In this type of system, heavy human interventions are becoming a thing of the past. In fact, they could actually be in the way since the reaction time will be much longer if a human being is too heavily involved in the fraud-detection cycle. However, people can still play a role – either when validating a fraud or following up with a rejected transaction. When a card is being denied for multiple transactions, a person can call the cardholder before canceling the card permanently.

Computer detectives, in the cloud

The sheer number of financial transactions to process is overwhelming, truly, in the realm of big data. But machine learning thrives on mountains of data – more information actually increases the accuracy of the algorithm, helping to eliminate false positives. These can be triggered by suspicious transactions that are really legitimate (for instance, a card used at an unexpected location). Too many alerts are as bad as none at all.

It takes a lot of computing power to churn through this volume of data. For instance, PayPal processes more than 1.1 petabytes of data for 169 million customer accounts at any given moment. This abundance of data – one petabyte, for instance, is more than 200,000 DVDs’ worth – has a positive influence on the algorithms’ machine learning, but can also be a burden on an organization’s computing infrastructure.

Enter cloud computing. Off-site computing resources can play an important role here. Cloud computing is scalable and not limited by the company’s own computing power.

Fraud detection is an arms race between good guys and bad guys. At the moment, the good guys seem to be gaining ground, with emerging innovations in IT technologies such as chip and pin technologies, combined with encryption capabilities, machine learning, big data and, of course, cloud computing.

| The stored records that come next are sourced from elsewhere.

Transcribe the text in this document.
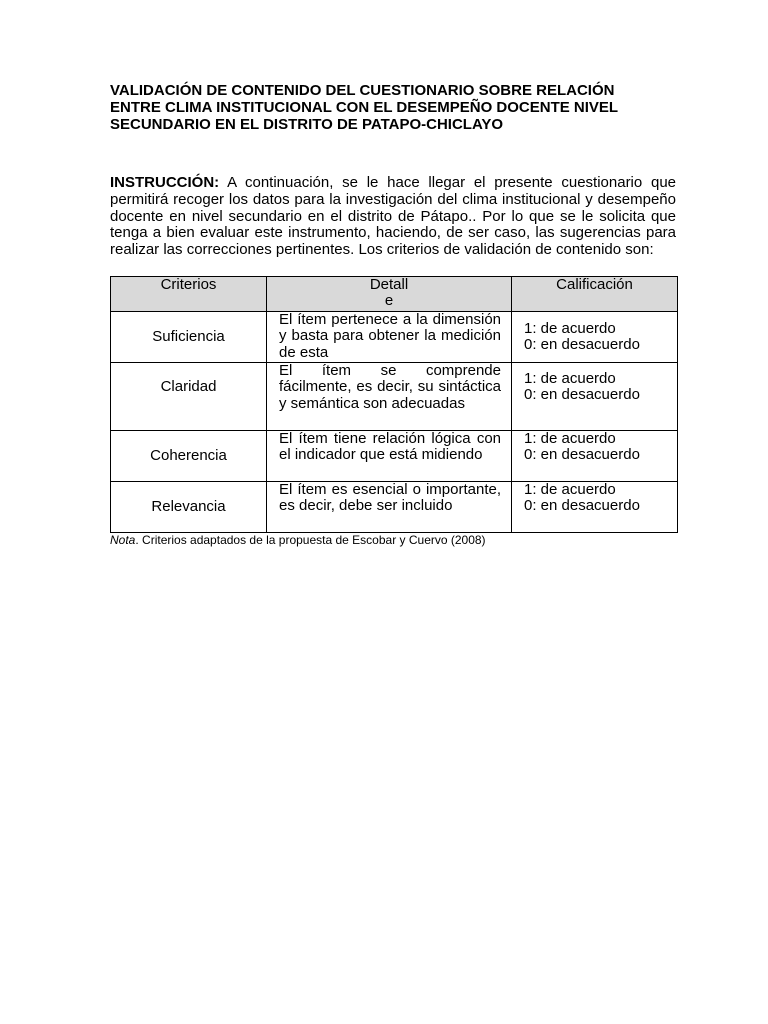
VALIDACIÓN DE CONTENIDO DEL CUESTIONARIO SOBRE RELACIÓN ENTRE CLIMA INSTITUCIONAL CON EL DESEMPEÑO DOCENTE NIVEL SECUNDARIO EN EL DISTRITO DE PATAPO-CHICLAYO

INSTRUCCIÓN: A continuación, se le hace llegar el presente cuestionario que permitirá recoger los datos para la investigación del clima institucional y desempeño docente en nivel secundario en el distrito de Pátapo.. Por lo que se le solicita que tenga a bien evaluar este instrumento, haciendo, de ser caso, las sugerencias para realizar las correcciones pertinentes. Los criterios de validación de contenido son:

Criterios	Detalle	Calificación
Suficiencia	El ítem pertenece a la dimensión y basta para obtener la medición de esta	1: de acuerdo
0: en desacuerdo

Claridad	El ítem se comprende fácilmente, es decir, su sintáctica y semántica son adecuadas	1: de acuerdo
0: en desacuerdo

Coherencia	El ítem tiene relación lógica con el indicador que está midiendo	1: de acuerdo
0: en desacuerdo

Relevancia	El ítem es esencial o importante, es decir, debe ser incluido	1: de acuerdo
0: en desacuerdo

Nota. Criterios adaptados de la propuesta de Escobar y Cuervo (2008)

Fraudsters will surely continue trying to outwit the good guys and challenge the limits of the fraud detection system. Drastic changes in the payment paradigms themselves are another hurdle. Your phone is now capable of storing credit card information and can be used to make payments wirelessly – introducing new vulnerabilities. Luckily, the current generation of fraud detection technology is largely neutral to the payment system technologies.